My job now is great. I love it. I love working with the kids. I love the people that I work with. There is nothing I’m not ok with being there. I don’t feel like I have to break my personal convictions.But I feel it again. I feel jealous. And I know it’s stupid. But there’s a guy who is working there with me who came back over break. He started there at the same time as me (well, probably like a few months before me…I’m not really sure to be honest but I know that we’ve both been there almost a year now). But right now, he’s doing stuff. He’s testing kids, he’s scoring tests. He’s also helping with the interview process on Saturday. And even though we were both trained in the math program recently he’s doing it with a student before I get to. Maybe it’s just because we don’ have that many math students, but still. It hurts. Maybe I’m over thinking it. I mean, I’m doing my CNA class on Saturdays right now so it’s not like they could have asked me for the interview stuff anyway. Maybe there was only room on the schedule for one new person to work with a math student. Maybe it’s because I’m still in school for this week. Honestly, I don’t know. But I get kind of angry and jealous when I see it. I wish it was me.
It’s stupid. Because I don’t even want to score tests or give tests all that badly. And even though I was dying to learn the math program…now that I know it it’s like…ok this is cool but I don’t really see what the big deal was. I don’t know what it comes down to. I believe that God provides me with a job. Maybe I should be better about believing that I am working for him and ultimately whether I get to learn more things here is up to him. That he’s got his hands in it. Because deep down that’s what I know. That this is where I’m supposed to be for right now, that it has been a good source of income, that it doesn’t matter if I get to do more because I have a better job than most people my age, that this isn’t where I want to be the rest of my life. That it’s easy for me to get jealous, but I don’t even really want to do the stuff he’s doing. I mean, I kind of do but mostly I don’t. I want to work with students more than anything else here. Working with the kids is fun. Scoring sounds interesting but just like crazy busy work.
I guess the point is is that I told myself I would stop comparing myself to others and that is exactly what I am doing right now.
I have so much that I need to be more grateful for:
It doesn’t matter if I learn more things here or not. It matters that I do my best, focus on my life/not comparing myself to others, and trust what comes will come.
I’m probably over thinking this like I do everything.
So I had my 2nd CNA class this weekend! I think it’s really cool. I know it’s not nursing, but I know there is a lot of overlap and I’m really enjoying it. I can’t wait for when we actually get there and do clinicals. Today we went over handwashing and how to walk with your patient. It was not too bad. And now I’m going to obsessively practice handwashing for the rest of my life lol.
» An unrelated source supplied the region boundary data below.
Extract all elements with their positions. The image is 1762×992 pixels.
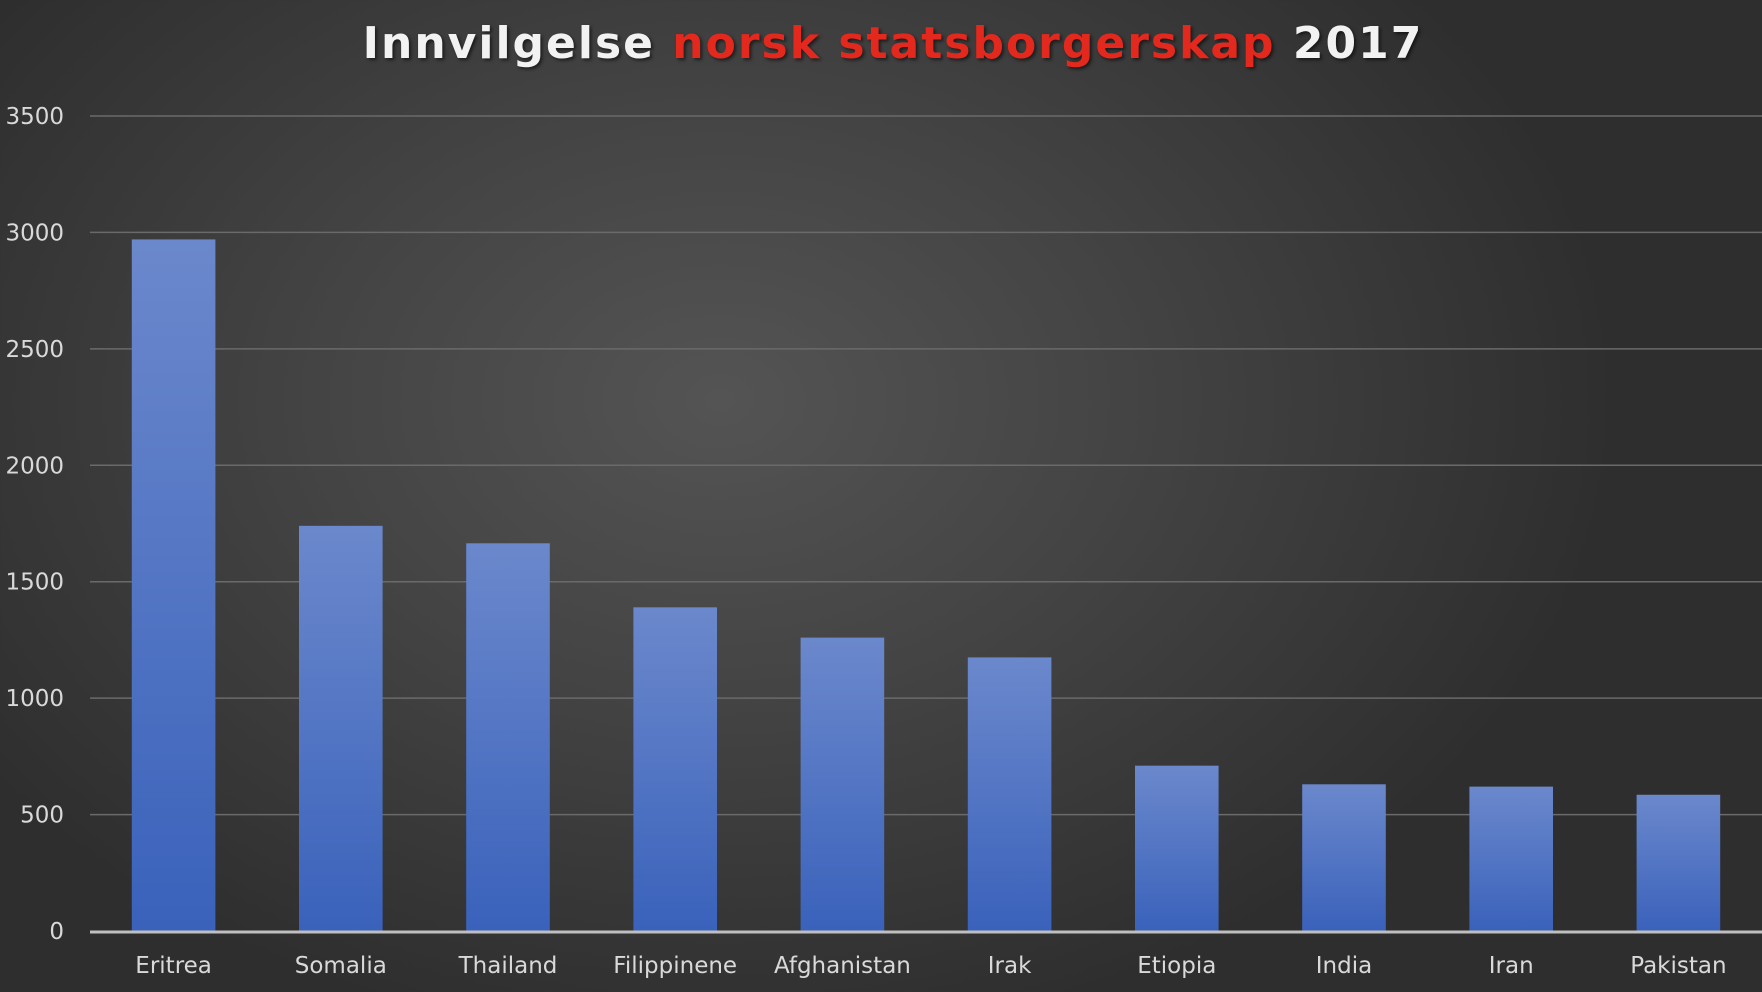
y-tick-label: 3500 xyxy=(5,104,64,130)
bar-somalia xyxy=(299,525,383,931)
x-category-label: Eritrea xyxy=(135,953,212,979)
y-tick-label: 2000 xyxy=(5,453,64,479)
x-category-label: Somalia xyxy=(295,953,387,979)
chart-title: Innvilgelse norsk statsborgerskap 2017 xyxy=(0,18,1762,69)
x-category-label: Etiopia xyxy=(1137,953,1216,979)
chart-title-part-1: Innvilgelse xyxy=(362,18,673,69)
bar-iran xyxy=(1469,786,1553,931)
bars xyxy=(131,239,1721,931)
bar-eritrea xyxy=(131,239,216,931)
x-category-label: Irak xyxy=(988,953,1032,979)
y-tick-label: 1000 xyxy=(5,686,64,712)
y-tick-label: 1500 xyxy=(5,570,64,596)
y-tick-label: 500 xyxy=(20,803,64,829)
chart-title-accent: norsk statsborgerskap xyxy=(672,18,1276,69)
y-tick-label: 3000 xyxy=(5,220,64,246)
x-axis-labels: Eritrea Somalia Thailand Filippinene Afghani… xyxy=(135,953,1726,979)
bar-thailand xyxy=(466,543,550,931)
x-category-label: Pakistan xyxy=(1630,953,1726,979)
x-category-label: Thailand xyxy=(458,953,558,979)
y-axis-ticks: 0 500 1000 1500 2000 2500 3000 3500 xyxy=(5,104,64,945)
x-category-label: Iran xyxy=(1489,953,1534,979)
bar-pakistan xyxy=(1636,794,1721,931)
y-tick-label: 2500 xyxy=(5,337,64,363)
bar-etiopia xyxy=(1135,765,1219,931)
bar-india xyxy=(1302,784,1386,931)
y-tick-label: 0 xyxy=(49,919,64,945)
x-category-label: Filippinene xyxy=(613,953,737,979)
chart-title-part-3: 2017 xyxy=(1275,18,1424,69)
x-category-label: Afghanistan xyxy=(774,953,911,979)
x-category-label: India xyxy=(1316,953,1372,979)
bar-afghanistan xyxy=(800,637,885,931)
bar-filippinene xyxy=(633,607,717,931)
bar-irak xyxy=(967,657,1052,931)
Also there are people in my class from my area!! That makes me really happy for some reason. bleh.
There is also a guy in my class that looks like Psy. I told him that and he was like “You have nooo idea how much I get that now!” LOL!!!!!
Also, obligatory picture of me in the required scrubs we have to wear to class!! They are HUGE. I’m too tall to get the smalls, so the medium is swimming on me!!!!!!!!!